Railway station in Kashiwa, Chiba Prefecture, Japan

Sakasai Station (逆井駅, Sakasai-eki) is a passenger railway station in the city of Kashiwa, Chiba, Japan, operated by the private railway operator Tōbu Railway. The station is numbered "TD-27".

==Lines==
Sakasai Station is served by Tobu Urban Park Line (also known as the Tōbu Noda Line) and lies 48.0 km from the western terminus of the line at Ōmiya Station.

==Station layout==
The station consists of two opposed side platforms serving two tracks, with an elevated station house.

===Platforms===

| 1 | ■ Tobu Urban Park Line | For Mutsumi,Shin-Kamagaya Funabashi |
| 2 | ■ Tobu Urban Park Line | For Kashiwa, Nodashi, Kasukabe, Ōmiya |

==History==
Sakasai Station was opened on 29 July 1933 as a signal stop on the Sobu Railways.
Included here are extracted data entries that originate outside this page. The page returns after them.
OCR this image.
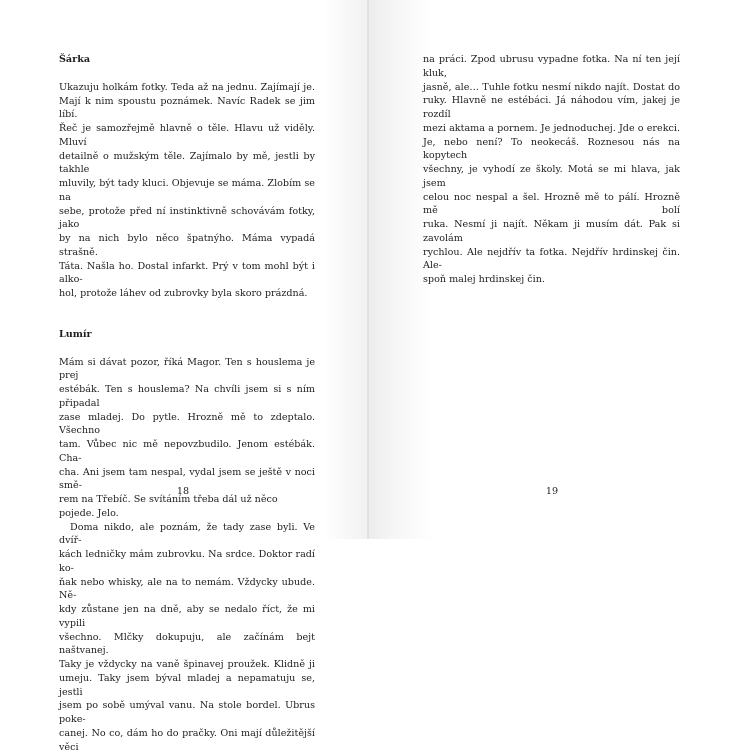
Šárka

Ukazuju holkám fotky. Teda až na jednu. Zajímají je.

Mají k nim spoustu poznámek. Navíc Radek se jim líbí.

Řeč je samozřejmě hlavně o těle. Hlavu už viděly. Mluví

detailně o mužským těle. Zajímalo by mě, jestli by takhle

mluvily, být tady kluci. Objevuje se máma. Zlobím se na

sebe, protože před ní instinktivně schovávám fotky, jako

by na nich bylo něco špatnýho. Máma vypadá strašně.

Táta. Našla ho. Dostal infarkt. Prý v tom mohl být i alko-

hol, protože láhev od zubrovky byla skoro prázdná.

Lumír

Mám si dávat pozor, říká Magor. Ten s houslema je prej

estébák. Ten s houslema? Na chvíli jsem si s ním připadal

zase mladej. Do pytle. Hrozně mě to zdeptalo. Všechno

tam. Vůbec nic mě nepovzbudilo. Jenom estébák. Cha-

cha. Ani jsem tam nespal, vydal jsem se ještě v noci smě-

rem na Třebíč. Se svítáním třeba dál už něco pojede. Jelo.

Doma nikdo, ale poznám, že tady zase byli. Ve dvíř-

kách ledničky mám zubrovku. Na srdce. Doktor radí ko-

ňak nebo whisky, ale na to nemám. Vždycky ubude. Ně-

kdy zůstane jen na dně, aby se nedalo říct, že mi vypili

všechno. Mlčky dokupuju, ale začínám bejt naštvanej.

Taky je vždycky na vaně špinavej proužek. Klidně ji

umeju. Taky jsem býval mladej a nepamatuju se, jestli

jsem po sobě umýval vanu. Na stole bordel. Ubrus poke-

canej. No co, dám ho do pračky. Oni mají důležitější věci

na práci. Zpod ubrusu vypadne fotka. Na ní ten její kluk,

jasně, ale… Tuhle fotku nesmí nikdo najít. Dostat do

ruky. Hlavně ne estébáci. Já náhodou vím, jakej je rozdíl

mezi aktama a pornem. Je jednoduchej. Jde o erekci.

Je, nebo není? To neokecáš. Roznesou nás na kopytech

všechny, je vyhodí ze školy. Motá se mi hlava, jak jsem

celou noc nespal a šel. Hrozně mě to pálí. Hrozně mě bolí

ruka. Nesmí ji najít. Někam ji musím dát. Pak si zavolám

rychlou. Ale nejdřív ta fotka. Nejdřív hrdinskej čin. Ale-

spoň malej hrdinskej čin.

18	19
It was elevated to a full station in 1949. The current station building was completed in 1985. From 17 March 2012, station numbering was introduced on all Tobu lines, with Sakasai Station becoming "TD-27".

==Passenger statistics==
In fiscal 2019, the station was used by an average of 14,131 passengers daily.